## **Time to Build Something – End-to-end Machine Learning project using different machine learning algorithms**

##### Asterios D. Pantousas

* The primary purpose of this notebook is to help anyone understand Machine Learning by coding.

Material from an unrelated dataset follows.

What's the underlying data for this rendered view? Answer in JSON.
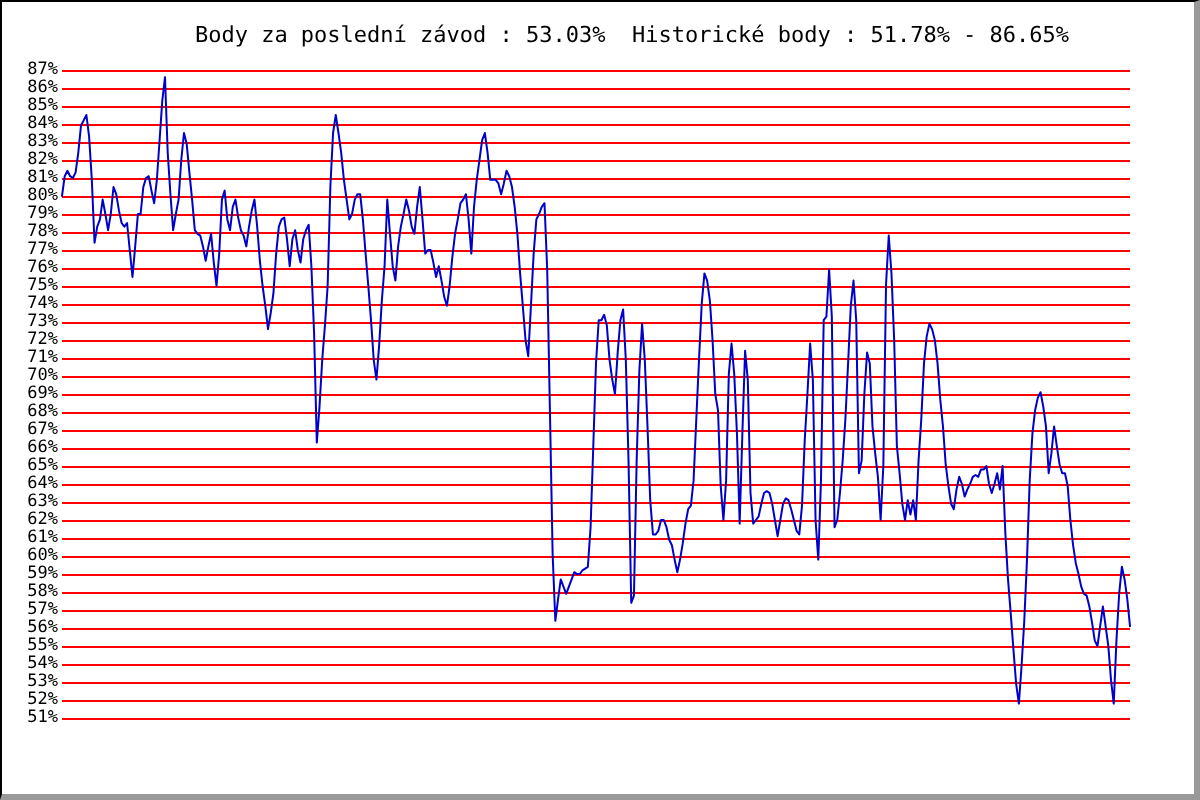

* The code is interpretable and scaling in difficulty after some notebooks but I want to help anyone understand the concepts from the simplest to the most complicated algorithms and techniques


* The meaning of this series of notebooks is to solve a particular machine learning problem [*Kaggle Competitions House Prices - Advanced Regression Techniques*](https://www.kaggle.com/competitions/house-prices-advanced-regression-techniques/overview) with different approaches from very simple to very roboost and complicated and compare the final score we get from every notebook.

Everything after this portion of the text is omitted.